A história das Pussy Riot,

Já com as Pussy em palco, o 50º concerto ou espetáculo desta digressão começava pelo princípio desta história, aquela que as conduziu à condenação, à prisão e perseguição, mas também ao estrelato mundial. Num modo narrativo, documental, e ao longo de cerca de uma hora, o público foi confrontado com a história das Pussy Riot, desde o primeiro momento em que elas quiseram chamar à atenção a demoníaca relação entre a Igreja Ortodoxa e Putin.

Contaram-se as intenções que as levaram à catedral, a forma também como operação foi preparada, as tentativas de fuga à polícia, os dias da clandestinidade, interrompidos pelos de julgamento, as artimanhas dos que usam o medo para coagir, a condenação, a viagem com destino a uma colónia penal na Sibéria, a greve da fome, a liberdade inesperadamente alcançada, e também a vitória num processo que, segundo as Pussy, levou pela primeira vez os guardas prisionais a tribunal.

Com tanta informação, o público permaneceu sentado, e nem se moveu ao som da música, possivelmente para poder dar atenção às imagens que corriam no ecrã acima das Pussy e para poder ler as legendas que traduziam o que iam dizendo.

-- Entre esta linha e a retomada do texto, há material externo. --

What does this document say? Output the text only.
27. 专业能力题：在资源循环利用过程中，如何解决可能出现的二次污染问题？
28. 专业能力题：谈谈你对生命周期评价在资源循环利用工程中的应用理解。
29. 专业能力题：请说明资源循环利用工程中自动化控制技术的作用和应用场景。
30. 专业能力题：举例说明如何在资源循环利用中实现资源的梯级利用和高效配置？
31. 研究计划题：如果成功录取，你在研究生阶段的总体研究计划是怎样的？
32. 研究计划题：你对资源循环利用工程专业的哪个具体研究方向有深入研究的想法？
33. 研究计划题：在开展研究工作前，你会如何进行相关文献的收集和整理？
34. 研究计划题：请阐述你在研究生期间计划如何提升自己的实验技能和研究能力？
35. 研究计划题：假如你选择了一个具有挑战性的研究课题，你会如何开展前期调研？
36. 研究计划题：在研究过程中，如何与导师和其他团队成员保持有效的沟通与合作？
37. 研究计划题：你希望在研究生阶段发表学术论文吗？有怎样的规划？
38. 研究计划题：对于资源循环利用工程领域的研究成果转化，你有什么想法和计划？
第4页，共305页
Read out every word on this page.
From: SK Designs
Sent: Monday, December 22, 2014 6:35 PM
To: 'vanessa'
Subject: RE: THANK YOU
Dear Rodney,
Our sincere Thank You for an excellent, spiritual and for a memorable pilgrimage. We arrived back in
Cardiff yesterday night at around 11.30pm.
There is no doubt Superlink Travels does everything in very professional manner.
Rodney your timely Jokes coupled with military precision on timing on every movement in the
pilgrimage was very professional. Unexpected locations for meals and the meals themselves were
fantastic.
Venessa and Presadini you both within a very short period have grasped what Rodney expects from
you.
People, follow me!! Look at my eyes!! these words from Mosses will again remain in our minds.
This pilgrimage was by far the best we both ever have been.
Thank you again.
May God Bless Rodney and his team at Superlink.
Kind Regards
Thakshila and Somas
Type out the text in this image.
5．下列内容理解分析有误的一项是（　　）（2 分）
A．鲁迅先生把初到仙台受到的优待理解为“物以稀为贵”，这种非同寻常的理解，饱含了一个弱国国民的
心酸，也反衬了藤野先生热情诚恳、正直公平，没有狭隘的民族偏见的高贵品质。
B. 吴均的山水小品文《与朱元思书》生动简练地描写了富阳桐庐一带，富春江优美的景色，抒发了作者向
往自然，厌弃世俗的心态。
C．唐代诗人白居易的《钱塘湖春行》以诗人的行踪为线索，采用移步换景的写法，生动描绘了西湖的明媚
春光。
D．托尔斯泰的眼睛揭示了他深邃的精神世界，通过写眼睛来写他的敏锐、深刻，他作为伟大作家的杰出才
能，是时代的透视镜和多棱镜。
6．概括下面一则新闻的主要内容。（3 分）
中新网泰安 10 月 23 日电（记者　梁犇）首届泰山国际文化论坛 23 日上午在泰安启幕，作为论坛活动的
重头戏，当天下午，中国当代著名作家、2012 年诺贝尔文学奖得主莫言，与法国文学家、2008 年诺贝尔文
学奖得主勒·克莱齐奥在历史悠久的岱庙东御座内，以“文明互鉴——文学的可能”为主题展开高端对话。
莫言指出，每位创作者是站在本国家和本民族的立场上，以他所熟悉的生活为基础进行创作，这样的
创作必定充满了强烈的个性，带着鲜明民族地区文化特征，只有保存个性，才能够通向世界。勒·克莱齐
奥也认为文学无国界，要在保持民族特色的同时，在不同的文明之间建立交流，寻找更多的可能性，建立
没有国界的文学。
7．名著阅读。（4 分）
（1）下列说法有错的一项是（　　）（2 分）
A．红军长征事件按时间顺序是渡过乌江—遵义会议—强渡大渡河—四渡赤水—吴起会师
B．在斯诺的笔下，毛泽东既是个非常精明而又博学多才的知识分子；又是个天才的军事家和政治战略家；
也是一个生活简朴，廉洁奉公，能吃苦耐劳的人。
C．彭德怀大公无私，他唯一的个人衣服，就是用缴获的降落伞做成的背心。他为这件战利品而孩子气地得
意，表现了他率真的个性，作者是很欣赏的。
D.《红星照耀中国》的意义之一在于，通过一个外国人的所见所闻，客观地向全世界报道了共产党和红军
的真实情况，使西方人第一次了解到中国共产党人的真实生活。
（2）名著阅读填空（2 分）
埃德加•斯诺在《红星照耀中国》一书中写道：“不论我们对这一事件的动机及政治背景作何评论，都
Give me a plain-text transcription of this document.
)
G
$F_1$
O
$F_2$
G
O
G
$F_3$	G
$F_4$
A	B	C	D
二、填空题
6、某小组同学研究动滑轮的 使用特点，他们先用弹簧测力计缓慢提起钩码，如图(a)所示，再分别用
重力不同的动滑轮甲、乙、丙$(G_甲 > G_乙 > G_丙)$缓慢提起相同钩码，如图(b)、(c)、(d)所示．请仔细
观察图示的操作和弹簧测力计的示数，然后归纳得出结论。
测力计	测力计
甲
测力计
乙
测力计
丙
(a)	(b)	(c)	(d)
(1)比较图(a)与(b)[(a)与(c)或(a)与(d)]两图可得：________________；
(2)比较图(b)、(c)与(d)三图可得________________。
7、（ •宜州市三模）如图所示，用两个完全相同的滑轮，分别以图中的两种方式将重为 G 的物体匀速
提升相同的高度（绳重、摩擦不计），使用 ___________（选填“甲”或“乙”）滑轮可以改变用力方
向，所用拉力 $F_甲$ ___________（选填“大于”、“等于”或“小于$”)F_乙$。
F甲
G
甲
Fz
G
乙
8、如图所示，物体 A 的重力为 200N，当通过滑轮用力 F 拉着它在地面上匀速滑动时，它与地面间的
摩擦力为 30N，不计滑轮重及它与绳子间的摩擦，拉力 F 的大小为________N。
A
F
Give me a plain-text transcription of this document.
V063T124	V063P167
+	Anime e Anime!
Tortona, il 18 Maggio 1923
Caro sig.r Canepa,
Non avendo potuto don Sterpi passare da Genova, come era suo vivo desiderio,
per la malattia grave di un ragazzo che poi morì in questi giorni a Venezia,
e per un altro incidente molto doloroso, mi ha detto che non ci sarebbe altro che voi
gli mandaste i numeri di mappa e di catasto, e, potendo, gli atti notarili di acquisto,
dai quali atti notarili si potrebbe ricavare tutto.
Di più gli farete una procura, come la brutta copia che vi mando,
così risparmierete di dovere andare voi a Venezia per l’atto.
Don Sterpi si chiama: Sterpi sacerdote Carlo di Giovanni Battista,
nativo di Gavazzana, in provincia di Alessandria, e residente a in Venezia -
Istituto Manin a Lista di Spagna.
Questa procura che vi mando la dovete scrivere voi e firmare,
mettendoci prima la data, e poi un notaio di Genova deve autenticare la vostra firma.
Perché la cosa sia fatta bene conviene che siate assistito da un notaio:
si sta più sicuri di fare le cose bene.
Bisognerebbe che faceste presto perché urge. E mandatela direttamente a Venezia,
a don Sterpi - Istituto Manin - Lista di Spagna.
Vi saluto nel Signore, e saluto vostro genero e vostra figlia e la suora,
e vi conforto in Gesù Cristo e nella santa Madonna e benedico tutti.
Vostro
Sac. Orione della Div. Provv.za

Foi já muito perto do fim que a audiência se levantou, antes das Pussy dedicarem um tema à Guerra na Ucrânia, lembrando logo depois os actuais prisioneiros políticos detidos na Federação Russa, como Yury Zhdanov, Lilya Chanysheva, Alexey Navalny, Azat Miftakhov, Said Dzhumaev, Nikita Uvarov, Zarema Musaeva, Yury Dmitriev, ilya Shakurskiy, Dimitriy Pchelintsev, Viktor Filinkov, Vasily Kuksov e Yuliy Boyarshinov. No final, seguiu-se uma sessão de venda de merchandising e de autógrafos onde compareceu Masha. Sara e Astrid por lá passaram, mas não é certo que tenham tido paciência para ficar até ao fim.